Avoid having respondents choose between a tick answer and free text entry options as this leads to decision fatigue and will reduce answer accuracy. Make drop down boxes and multiple choice options your friend.
Focus on coaching effective implementation
Designing a good survey is just the first part of getting useful data from your clients. You’ll need to think about how you will collect that data, who will administer the survey and how they will communicate the purpose of the survey and its importance.
A key part of this is shifting from a burden “extra admin” mindset to a focus on gathering intelligence that will enable better care and service support. Doing this with your team and championing your why before getting to the technical process detail is essential.
Here is an excerpt of the email communication sent to all-staff in implementing our new demographic survey:
A few months ago we couldn’t tell you with any certainty who our clients were, where they came from, how they used our services or how they felt their wellbeing was when visiting us.
Today, with close to 1,000 surveys having been completed across our programs we know a lot more:
- The majority of our clients are quite young, being under 35 years old (62 per cent).
- 9 per cent of our clients identify as LGBTI, 10 per cent of our clients are homeless or housing insecure and 22 per cent of our clients are culturally or linguistically diverse.
- 18 per cent of our clients have experienced family violence recently with just 3 per cent of these clients receiving care other than from TaskForce.
- The majority of our clients are now attending TaskForce for education and training programs including behaviour change (58 per cent).
- Our next most popular programs are drug and alcohol counselling at 31 per cent, employment services at 10 per cent and family violence comprising the fastest growing remainder.
We are now turning our attention to the effectiveness of our wraparound model of care. From our demographic survey we know that at least 15 per cent of our clients are attending at least one other service at TaskForce in addition to their primary visit.
We know that informal referrals are likely (not captured in this data) and are probably much higher across our service, particularly at our Youth Hub with our co-located partners. So our additional research will look at journey maps of our wraparound model, the client level impact and the community level social and economic impact.
We will also be undertaking additional research with partners including Our Community and their data science team to explore complex questions around client journeys through our services including:
- Which clients are most likely to unexpectedly leave our programs? Can we build a predictive model and early intervention strategy around this?

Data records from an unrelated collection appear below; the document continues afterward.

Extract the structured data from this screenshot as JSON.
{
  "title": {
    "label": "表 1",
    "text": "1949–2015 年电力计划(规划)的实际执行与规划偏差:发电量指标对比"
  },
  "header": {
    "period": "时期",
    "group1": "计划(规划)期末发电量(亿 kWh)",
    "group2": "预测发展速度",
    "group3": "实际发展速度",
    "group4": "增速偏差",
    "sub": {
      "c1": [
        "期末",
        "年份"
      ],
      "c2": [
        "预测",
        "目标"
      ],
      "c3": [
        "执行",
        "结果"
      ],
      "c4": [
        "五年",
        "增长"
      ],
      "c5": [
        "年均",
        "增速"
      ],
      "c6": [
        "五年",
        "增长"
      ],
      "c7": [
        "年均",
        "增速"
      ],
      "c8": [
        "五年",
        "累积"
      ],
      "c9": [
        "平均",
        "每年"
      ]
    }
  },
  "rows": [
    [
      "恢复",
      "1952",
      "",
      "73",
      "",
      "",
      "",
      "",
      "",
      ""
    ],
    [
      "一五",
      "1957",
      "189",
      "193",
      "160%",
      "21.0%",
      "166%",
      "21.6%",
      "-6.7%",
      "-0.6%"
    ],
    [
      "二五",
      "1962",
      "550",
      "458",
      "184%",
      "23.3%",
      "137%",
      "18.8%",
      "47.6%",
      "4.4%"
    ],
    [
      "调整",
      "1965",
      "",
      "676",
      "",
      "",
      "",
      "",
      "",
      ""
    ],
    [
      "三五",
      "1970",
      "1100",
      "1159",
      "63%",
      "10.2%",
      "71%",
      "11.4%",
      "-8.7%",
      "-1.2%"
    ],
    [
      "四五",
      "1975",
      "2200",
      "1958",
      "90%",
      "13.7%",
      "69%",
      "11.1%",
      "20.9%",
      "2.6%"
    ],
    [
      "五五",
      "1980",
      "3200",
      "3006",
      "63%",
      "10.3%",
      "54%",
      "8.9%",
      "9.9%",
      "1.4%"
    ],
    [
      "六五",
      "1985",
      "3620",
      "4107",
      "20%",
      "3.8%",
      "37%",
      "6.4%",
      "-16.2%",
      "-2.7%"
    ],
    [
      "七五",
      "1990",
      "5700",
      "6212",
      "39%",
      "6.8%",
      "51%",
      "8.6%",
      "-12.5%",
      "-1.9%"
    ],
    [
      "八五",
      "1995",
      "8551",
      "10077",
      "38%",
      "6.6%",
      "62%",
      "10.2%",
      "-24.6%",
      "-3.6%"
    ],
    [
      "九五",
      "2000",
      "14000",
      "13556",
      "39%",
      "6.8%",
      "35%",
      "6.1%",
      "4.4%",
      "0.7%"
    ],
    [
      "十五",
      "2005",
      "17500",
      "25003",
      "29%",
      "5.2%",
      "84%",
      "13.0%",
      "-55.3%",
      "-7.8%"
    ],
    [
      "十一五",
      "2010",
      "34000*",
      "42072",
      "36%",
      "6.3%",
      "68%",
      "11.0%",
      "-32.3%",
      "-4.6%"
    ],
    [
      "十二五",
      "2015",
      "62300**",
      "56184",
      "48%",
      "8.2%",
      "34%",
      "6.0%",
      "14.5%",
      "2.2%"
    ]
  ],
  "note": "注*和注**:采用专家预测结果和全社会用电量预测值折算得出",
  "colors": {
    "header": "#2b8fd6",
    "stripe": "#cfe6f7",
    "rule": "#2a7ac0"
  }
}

- Which clients are most likely to benefit from our programs? Can we gain a better understanding of why this is and share this knowledge? Can we build use this to enhance our wraparound model?
- Do voluntary or forensic clients benefit more from our programs? Would this knowledge contribute to research and policy to produce better outcomes?
What are your survey design and implementation challenges? Are your surveys producing helpful and actionable insights or just churning data?
“The goal is to turn data into information and information into insight.” – Carly Fiorina, former CEO, Hewlett Packard.